Total Rewards Tips
August 2007
Job Descriptions
by Pat Zingheim & Jay Schuster
At lunch the other day, a compensation executive told us she had looked at the job description for a senior administrative job in her organization from 40 years ago. The only change was trading the ability to use a typewriter for the use of a desktop computer. Otherwise, the job was exactly the same—no changes in about 40 years. However, she noted, the job’s value relative to other jobs in the organization had become significantly inflated and not in her view because of differential external market changes.

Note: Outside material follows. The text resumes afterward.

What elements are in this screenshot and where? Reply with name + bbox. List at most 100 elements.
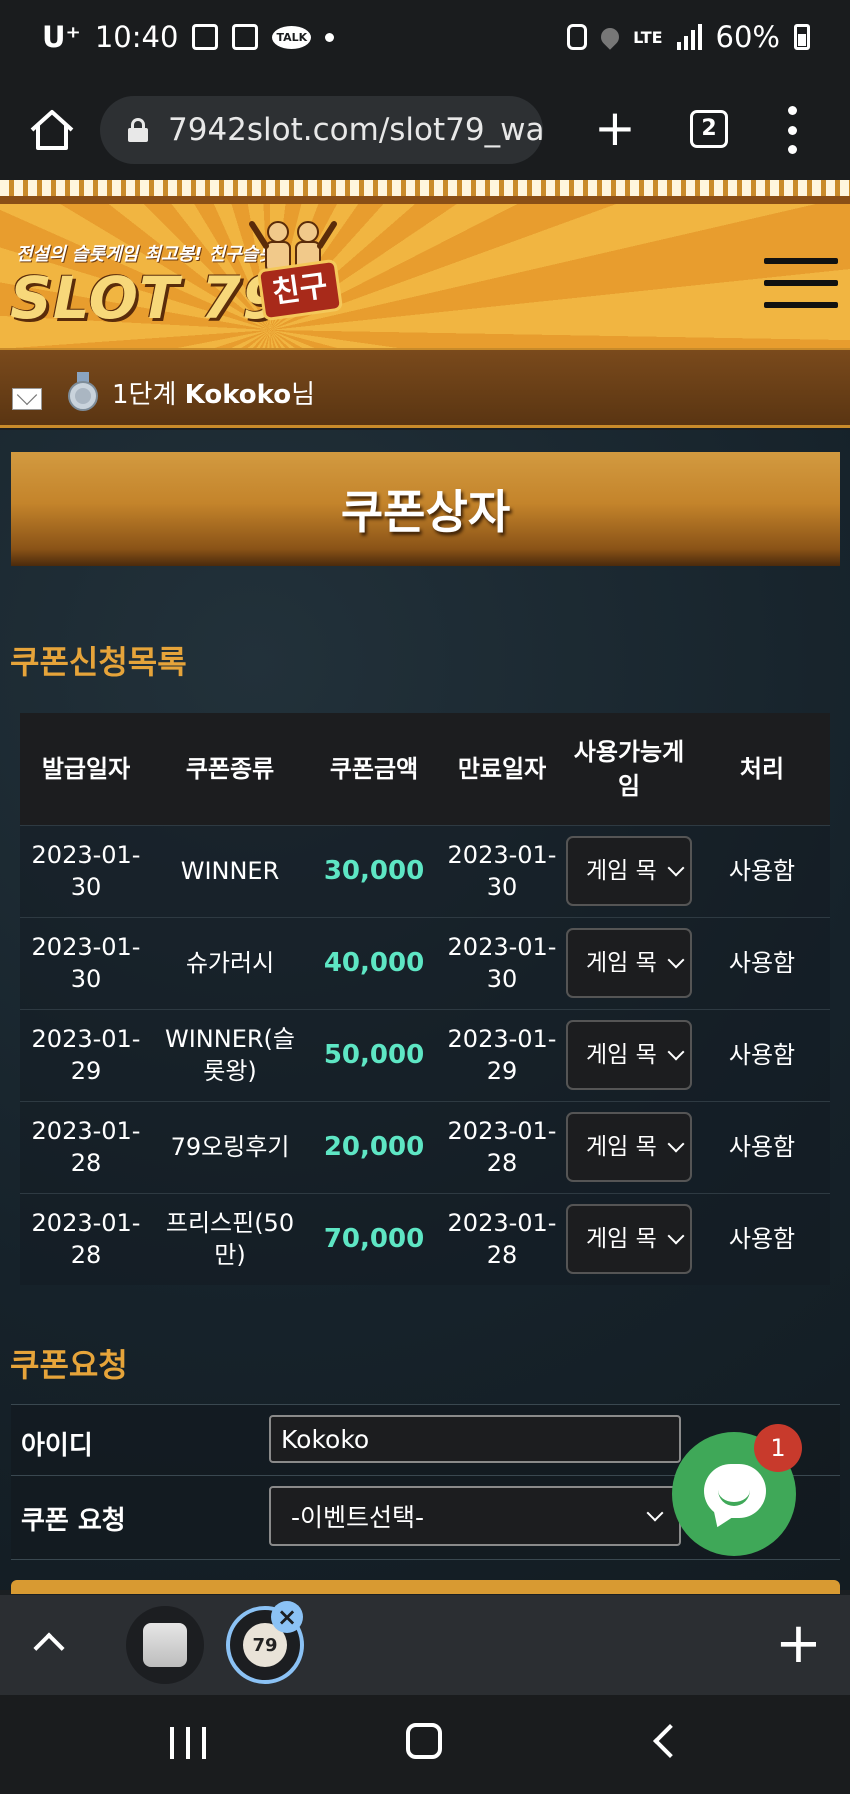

For organizations that rely on job descriptions for determining job value, how might they take action to stop job value inflation? Some ideas might include:
Standardize Job Value Elements: Preventing job descriptions from becoming an exercise in “creative writing” is an important priority. This can be done by selecting the elements of jobs that reflect their value and worth to the organization. Choosing these elements comes from answering the question—what makes a job valuable? Possibilities can be responsibility in terms of results, people, assets, etc.; skill and competence that are close to the core capabilities of the organization; etc.
Deemphasize Education and Service Requirements: Organizations that focus on job value need to separate the person in the job from the job's scope and responsibilities. Although a job description may include some minimum educational and experience requirements, these differences can reflect more the person in the job than the job itself. Ten years of experience often differs in value to the organization from employee to employee, and the value of education beyond some minimum requirements may not reflect the necessary preparation to do the job.

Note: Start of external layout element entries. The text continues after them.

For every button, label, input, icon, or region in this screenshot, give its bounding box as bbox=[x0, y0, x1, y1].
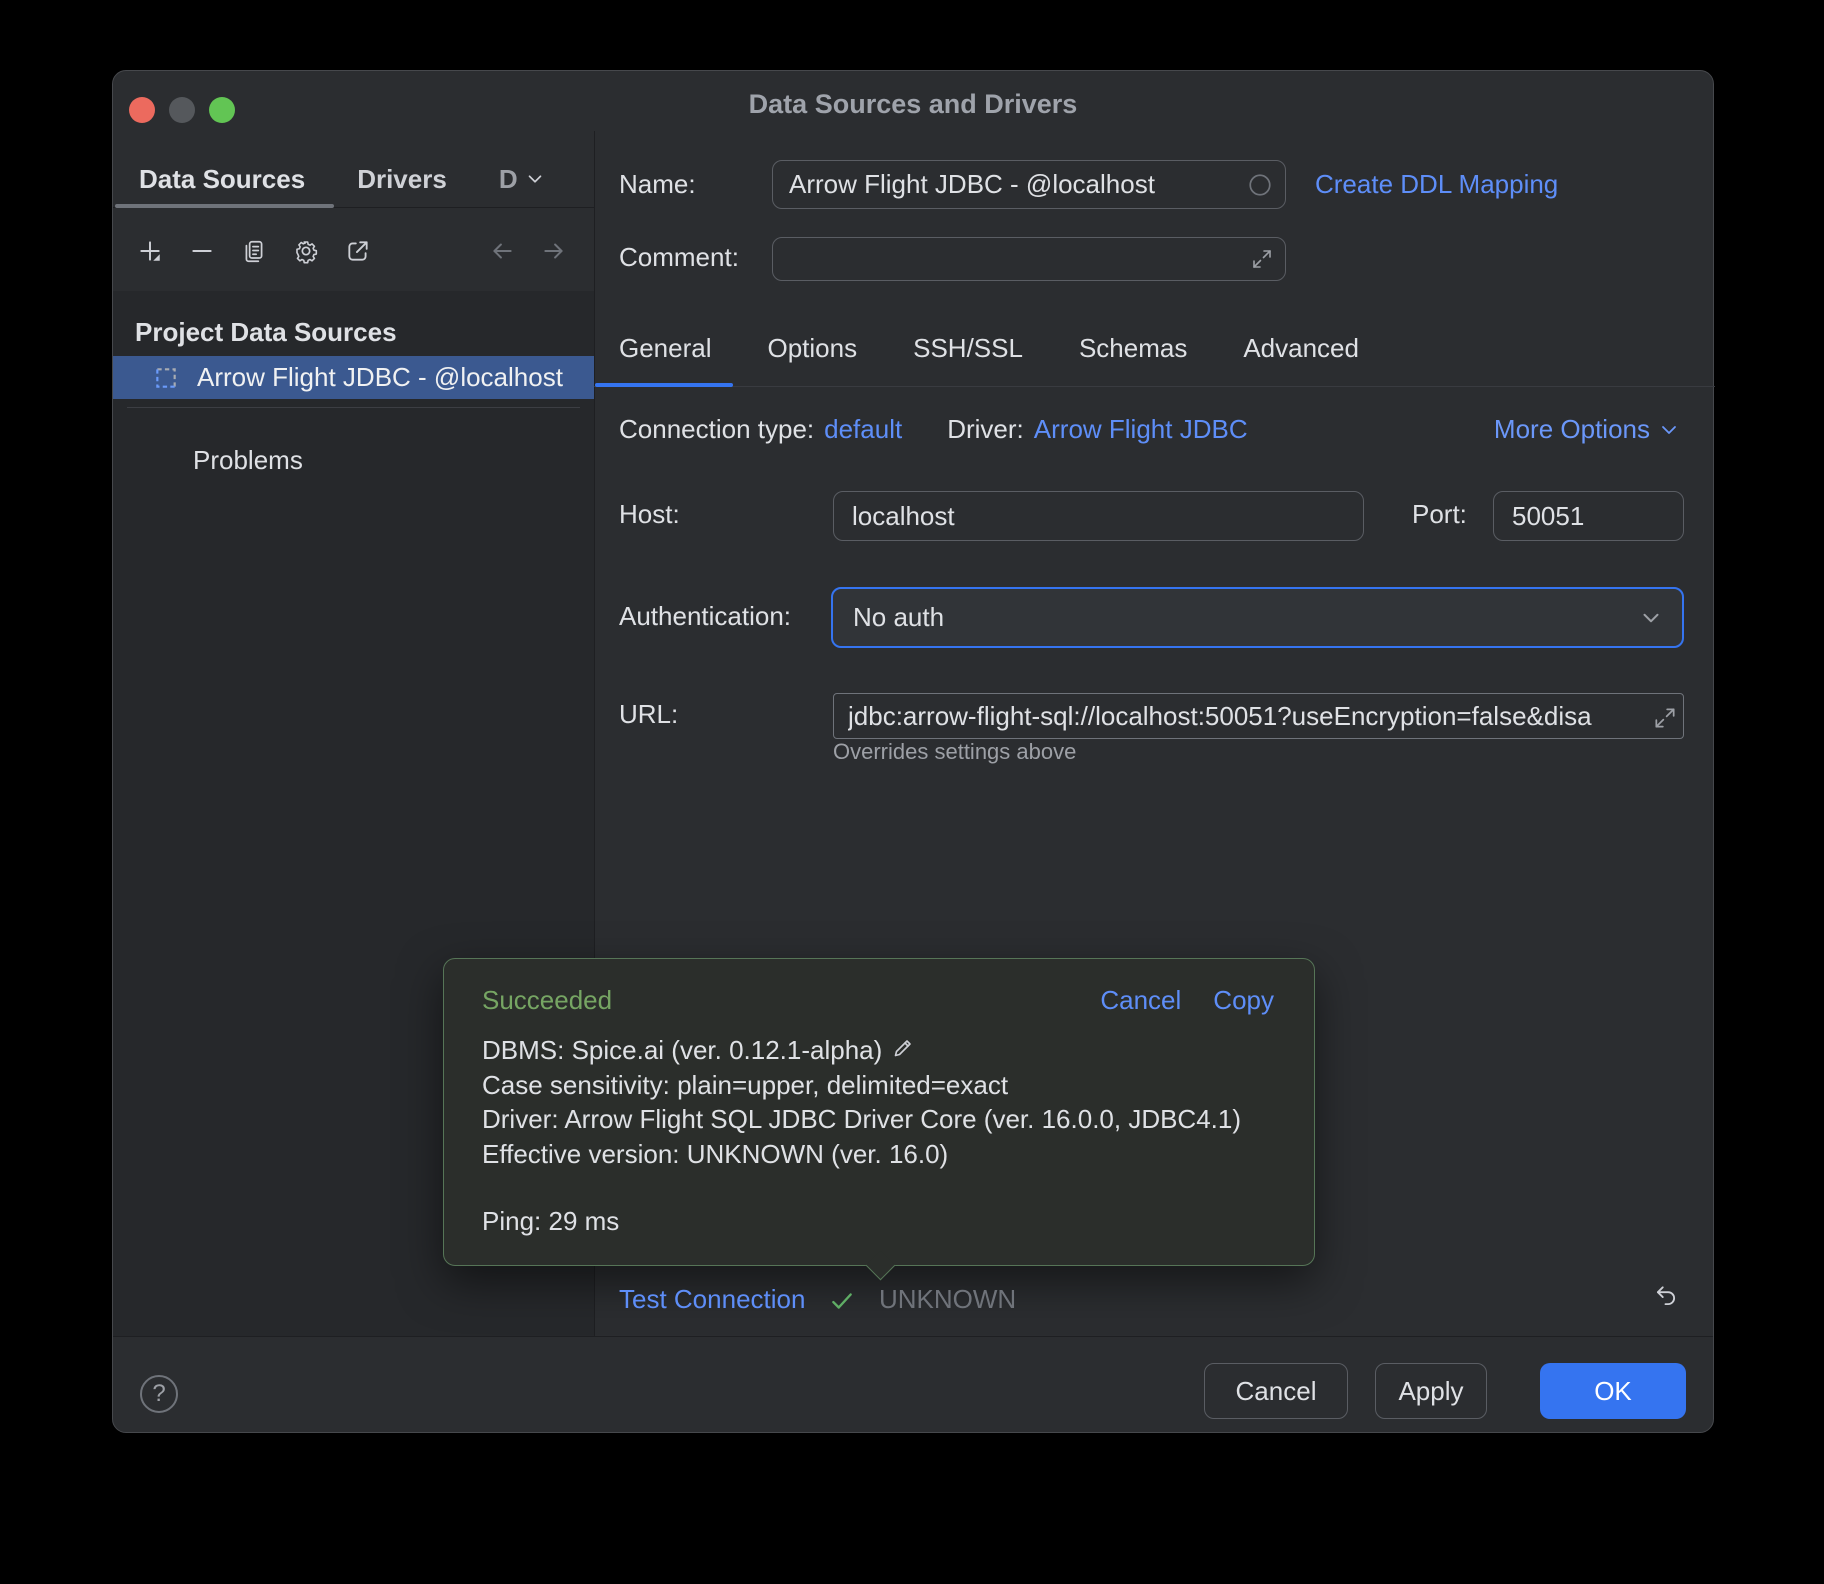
remove-icon[interactable] bbox=[189, 238, 215, 264]
authentication-select[interactable]: No auth bbox=[831, 587, 1684, 648]
screen: Data Sources and Drivers Data Sources Dr… bbox=[0, 0, 1824, 1584]
tabbar-divider bbox=[594, 386, 1715, 387]
back-arrow-icon[interactable] bbox=[489, 238, 515, 264]
host-input[interactable]: localhost bbox=[833, 491, 1364, 541]
data-source-item-label: Arrow Flight JDBC - @localhost bbox=[197, 362, 563, 393]
popup-line-driver: Driver: Arrow Flight SQL JDBC Driver Cor… bbox=[482, 1102, 1241, 1137]
undo-icon[interactable] bbox=[1653, 1283, 1679, 1309]
edit-pencil-icon[interactable] bbox=[891, 1036, 917, 1062]
popup-actions: Cancel Copy bbox=[1100, 985, 1274, 1016]
popup-cancel-link[interactable]: Cancel bbox=[1100, 985, 1181, 1016]
name-input[interactable]: Arrow Flight JDBC - @localhost bbox=[772, 160, 1286, 209]
help-button[interactable]: ? bbox=[140, 1375, 178, 1413]
duplicate-icon[interactable] bbox=[241, 238, 267, 264]
sidebar-tab-bar: Data Sources Drivers D bbox=[113, 151, 594, 207]
tab-general[interactable]: General bbox=[619, 333, 712, 364]
name-value: Arrow Flight JDBC - @localhost bbox=[789, 169, 1247, 200]
data-source-item-selected[interactable]: Arrow Flight JDBC - @localhost bbox=[113, 356, 594, 399]
test-connection-link[interactable]: Test Connection bbox=[619, 1284, 805, 1315]
forward-arrow-icon[interactable] bbox=[541, 238, 567, 264]
tree-divider bbox=[127, 407, 580, 408]
tab-options[interactable]: Options bbox=[768, 333, 858, 364]
authentication-label: Authentication: bbox=[619, 601, 791, 632]
export-icon[interactable] bbox=[345, 238, 371, 264]
expand-icon[interactable] bbox=[1249, 246, 1275, 272]
name-label: Name: bbox=[619, 169, 696, 200]
driver-link[interactable]: Arrow Flight JDBC bbox=[1034, 414, 1248, 445]
create-ddl-mapping-link[interactable]: Create DDL Mapping bbox=[1315, 169, 1558, 200]
popup-copy-link[interactable]: Copy bbox=[1213, 985, 1274, 1016]
tab-truncated-label: D bbox=[499, 164, 518, 195]
connection-type-row: Connection type: default Driver: Arrow F… bbox=[619, 414, 1248, 445]
progress-circle-icon bbox=[1247, 172, 1273, 198]
connection-type-label: Connection type: bbox=[619, 414, 814, 445]
popup-notch bbox=[866, 1251, 896, 1281]
ok-button[interactable]: OK bbox=[1540, 1363, 1686, 1419]
host-label: Host: bbox=[619, 499, 680, 530]
popup-ping: Ping: 29 ms bbox=[482, 1206, 619, 1237]
more-options-label: More Options bbox=[1494, 414, 1650, 445]
active-tab-underline bbox=[115, 204, 334, 208]
cancel-button[interactable]: Cancel bbox=[1204, 1363, 1348, 1419]
general-tab-underline bbox=[595, 383, 733, 387]
problems-item[interactable]: Problems bbox=[193, 445, 303, 476]
tab-schemas[interactable]: Schemas bbox=[1079, 333, 1187, 364]
url-label: URL: bbox=[619, 699, 678, 730]
connection-type-value[interactable]: default bbox=[824, 414, 902, 445]
chevron-down-icon bbox=[1656, 417, 1682, 443]
tab-data-sources[interactable]: Data Sources bbox=[139, 164, 305, 195]
chevron-down-icon bbox=[1638, 605, 1664, 631]
authentication-value: No auth bbox=[853, 602, 1638, 633]
tab-overflow[interactable]: D bbox=[499, 164, 548, 195]
data-sources-dialog: Data Sources and Drivers Data Sources Dr… bbox=[112, 70, 1714, 1433]
checkmark-icon bbox=[829, 1288, 855, 1314]
popup-details: DBMS: Spice.ai (ver. 0.12.1-alpha) Case … bbox=[482, 1033, 1241, 1171]
comment-input[interactable] bbox=[772, 237, 1286, 281]
settings-tab-bar: General Options SSH/SSL Schemas Advanced bbox=[619, 333, 1359, 364]
tab-advanced[interactable]: Advanced bbox=[1243, 333, 1359, 364]
add-icon[interactable] bbox=[137, 238, 163, 264]
chevron-down-icon[interactable] bbox=[522, 166, 548, 192]
url-value: jdbc:arrow-flight-sql://localhost:50051?… bbox=[848, 701, 1639, 732]
popup-line-case-sensitivity: Case sensitivity: plain=upper, delimited… bbox=[482, 1068, 1241, 1103]
driver-label: Driver: bbox=[947, 414, 1024, 445]
data-source-icon bbox=[153, 365, 179, 391]
popup-line-dbms: DBMS: Spice.ai (ver. 0.12.1-alpha) bbox=[482, 1033, 1241, 1068]
apply-button[interactable]: Apply bbox=[1375, 1363, 1487, 1419]
sidebar-toolbar bbox=[113, 223, 594, 279]
comment-label: Comment: bbox=[619, 242, 739, 273]
test-connection-popup: Succeeded Cancel Copy DBMS: Spice.ai (ve… bbox=[443, 958, 1315, 1266]
popup-status: Succeeded bbox=[482, 985, 612, 1016]
window-title: Data Sources and Drivers bbox=[113, 89, 1713, 120]
host-value: localhost bbox=[852, 501, 955, 532]
gear-icon[interactable] bbox=[293, 238, 319, 264]
footer-divider bbox=[113, 1336, 1713, 1337]
expand-icon[interactable] bbox=[1652, 705, 1678, 731]
tab-drivers[interactable]: Drivers bbox=[357, 164, 447, 195]
popup-line-effective-version: Effective version: UNKNOWN (ver. 16.0) bbox=[482, 1137, 1241, 1172]
test-connection-status: UNKNOWN bbox=[879, 1284, 1016, 1315]
url-input[interactable]: jdbc:arrow-flight-sql://localhost:50051?… bbox=[833, 693, 1684, 739]
more-options-link[interactable]: More Options bbox=[1494, 414, 1682, 445]
project-data-sources-header: Project Data Sources bbox=[135, 317, 397, 348]
port-value: 50051 bbox=[1512, 501, 1584, 532]
port-input[interactable]: 50051 bbox=[1493, 491, 1684, 541]
tab-ssh-ssl[interactable]: SSH/SSL bbox=[913, 333, 1023, 364]
port-label: Port: bbox=[1412, 499, 1467, 530]
url-hint: Overrides settings above bbox=[833, 739, 1076, 765]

Describe Value-Added Changes: What has changed about this job to suggest it has become more or less valuable to the organization than it was before? We are talking about substantial and measurable or observable changes in value. If the job itself is essentially unchanged for a period of time, it is possible its strategic value has changed and become more or less important to the organization's business. Some jobs become more valuable without changes in job responsibilities; when this happens, the organization should consider documenting the reasons.
Review Similar Jobs Together: Comparison helps determine overall and relative job value. It is likely that a number of jobs are somewhat similar in the same organization. Manager jobs, technical jobs, and administrative jobs are possible examples of this. Considering multiple jobs at once permits the organization to make comparative judgments to determine how unique the value of a specific job is compared to other jobs. If you don’t do it this way, the organization may be continually faced with leveraging one job off another similar-sounding job.
Reflect Market Differences: Jobs need to reflect the market no matter how much an organization is concerned about internal job value. In many instances, jobs of similar internal value enjoy substantially different values in the external market. For example, jobs that in a job description seem similar in scope and responsibility but that are in different areas of the business may have strikingly different market values (such as differences between technology and accounting and manufacturing and customer service).
With pressure to direct reward dollars to high-performance, inflation in job value wastes dollars that should be rewarding skill and competence growth and performance results. Job descriptions do not add value to organizations, employees do. So the process of managing the job description process needs care and attention.